Elle s’appelle Grand Silence…
Dans un conte pour adultes aussi beau que son sujet est délicat, Théa Rojzman et Sandrine Revel livrent un roman graphique puissant qui explore sans brutalité ni complaisance un fléau que l’on préfère ignorer : celui des violences sexuelles commises sur les enfants.


Mon avis :

Parler de l’inceste semble toujours s’apparenter à un challenge pour les auteurs. Dire l’indicible et encore plus l’illustrer défie les normes des écrits publiés, respectant le silence qui enveloppe cette thématique si taboue. À travers des métaphores transcrites graphiquement et un propos tourné vers des interrogations liées au silence, Sandrine Revel et Théa Rojzman offrent à leurs lecteurs une oeuvre graphique forte, marquante et terriblement nécessaire, criant l’horreur de l’inceste et ses impacts sur une société murée dans les non-dits.

Sans s’attarder sur une narration dramatique, le scénario s’ouvre sur une scène terriblement difficile. Nous suivons Freddy, 11 ans, qui, par une habille manipulation se retrouve à suivre un homme de sa famille à l’écart de celle-ci, dans la forêt (métaphore habillement transcrite représentant l’inconnu et l’effrayant). Là, isolé, il est violé par l’un des membres de sa famille, il est victime d’un inceste… Sans être représentée directement, l’enchainement des premières scènes est marquant et engage un schéma qui semble se poursuivre inexorablement.
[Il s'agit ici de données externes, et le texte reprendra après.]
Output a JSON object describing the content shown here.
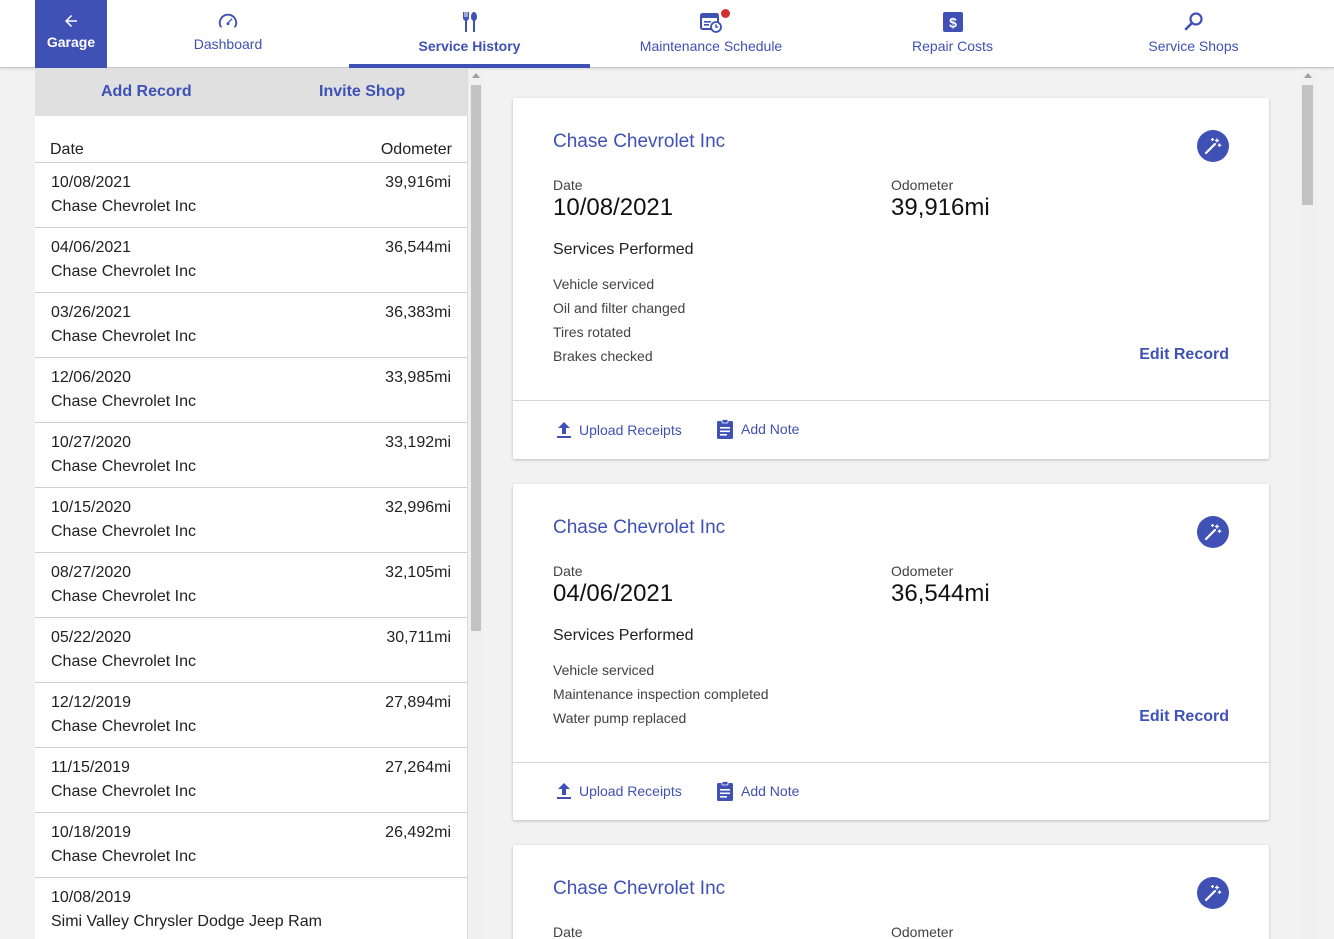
{
  "nav": {
    "garage": "Garage",
    "dashboard": "Dashboard",
    "service_history": "Service History",
    "maintenance_schedule": "Maintenance Schedule",
    "repair_costs": "Repair Costs",
    "service_shops": "Service Shops"
  },
  "left": {
    "add_record": "Add Record",
    "invite_shop": "Invite Shop",
    "col_date": "Date",
    "col_odometer": "Odometer",
    "rows": [
      {
        "date": "10/08/2021",
        "shop": "Chase Chevrolet Inc",
        "odo": "39,916mi"
      },
      {
        "date": "04/06/2021",
        "shop": "Chase Chevrolet Inc",
        "odo": "36,544mi"
      },
      {
        "date": "03/26/2021",
        "shop": "Chase Chevrolet Inc",
        "odo": "36,383mi"
      },
      {
        "date": "12/06/2020",
        "shop": "Chase Chevrolet Inc",
        "odo": "33,985mi"
      },
      {
        "date": "10/27/2020",
        "shop": "Chase Chevrolet Inc",
        "odo": "33,192mi"
      },
      {
        "date": "10/15/2020",
        "shop": "Chase Chevrolet Inc",
        "odo": "32,996mi"
      },
      {
        "date": "08/27/2020",
        "shop": "Chase Chevrolet Inc",
        "odo": "32,105mi"
      },
      {
        "date": "05/22/2020",
        "shop": "Chase Chevrolet Inc",
        "odo": "30,711mi"
      },
      {
        "date": "12/12/2019",
        "shop": "Chase Chevrolet Inc",
        "odo": "27,894mi"
      },
      {
        "date": "11/15/2019",
        "shop": "Chase Chevrolet Inc",
        "odo": "27,264mi"
      },
      {
        "date": "10/18/2019",
        "shop": "Chase Chevrolet Inc",
        "odo": "26,492mi"
      },
      {
        "date": "10/08/2019",
        "shop": "Simi Valley Chrysler Dodge Jeep Ram",
        "odo": ""
      }
    ]
  },
  "cards": [
    {
      "shop": "Chase Chevrolet Inc",
      "date_label": "Date",
      "date": "10/08/2021",
      "odo_label": "Odometer",
      "odo": "39,916mi",
      "services_label": "Services Performed",
      "services": [
        "Vehicle serviced",
        "Oil and filter changed",
        "Tires rotated",
        "Brakes checked"
      ],
      "edit": "Edit Record",
      "upload": "Upload Receipts",
      "note": "Add Note"
    },
    {
      "shop": "Chase Chevrolet Inc",
      "date_label": "Date",
      "date": "04/06/2021",
      "odo_label": "Odometer",
      "odo": "36,544mi",
      "services_label": "Services Performed",
      "services": [
        "Vehicle serviced",
        "Maintenance inspection completed",
        "Water pump replaced"
      ],
      "edit": "Edit Record",
      "upload": "Upload Receipts",
      "note": "Add Note"
    },
    {
      "shop": "Chase Chevrolet Inc",
      "date_label": "Date",
      "odo_label": "Odometer"
    }
  ],
  "colors": {
    "accent": "#3f51b5",
    "notification": "#d32f2f"
  },
  "icons": [
    "back-arrow-icon",
    "speedometer-icon",
    "tools-icon",
    "calendar-clock-icon",
    "dollar-icon",
    "search-icon",
    "magic-wand-icon",
    "upload-icon",
    "clipboard-icon"
  ]
}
Abordant la thématique avec un regard dénonciateur, qui n’est pas ciblé sur l’unique culpabilité des incesteurs, « Grand Silence » met le doigt sur le tabou qui protège les pratiques incestueuses et enferme les victimes, emprises de différentes formes de dominations, dans le silence.

Sans être crue, cette oeuvre graphique transcrit, avec justesse et habilité, sous forme de métaphores, l’acte incestueux et ses conséquences en s’armant de codes couleurs forts et d’un brin de fantastique. Ce dernier élément permet notamment de dessiner avec force l’image d’une dystopie qui ne résoudrait en rien l’horreur et l’ampleur que représente l’inceste dans nos sociétés.

Du côté des graphismes, l’émerveillement berce le lecteur sans pour autant invisibiliser l’horreur du sujet traité. Les illustrations servent le propos et offrent un contraste, par leurs douceurs, avec la thématique, usuellement transcrite dans les graphismes plus sombres et graves.

L’ensemble de la BD semble s’articuler comme le serait un conte. Mais ici, cela va bien au delà d’une simple petite mise en garde et les chiffres cités par les auteurs concernant la thématique sont glaçant et rappellent l’envergure de l’inceste : 1 personne sur 10 en a été victime.

Le message semble simple mais nécessite encore d’être clamé : il faut que la parole se libère. Il est nécessaire de briser le silence mais aussi de prévenir, accompagner et écouter les victimes et coupables afin que tout cela cesse. C’est donc une histoire nécessaire et habillement transcrite entre ces pages, que je vous recommande chaleureusement de lire à votre tour.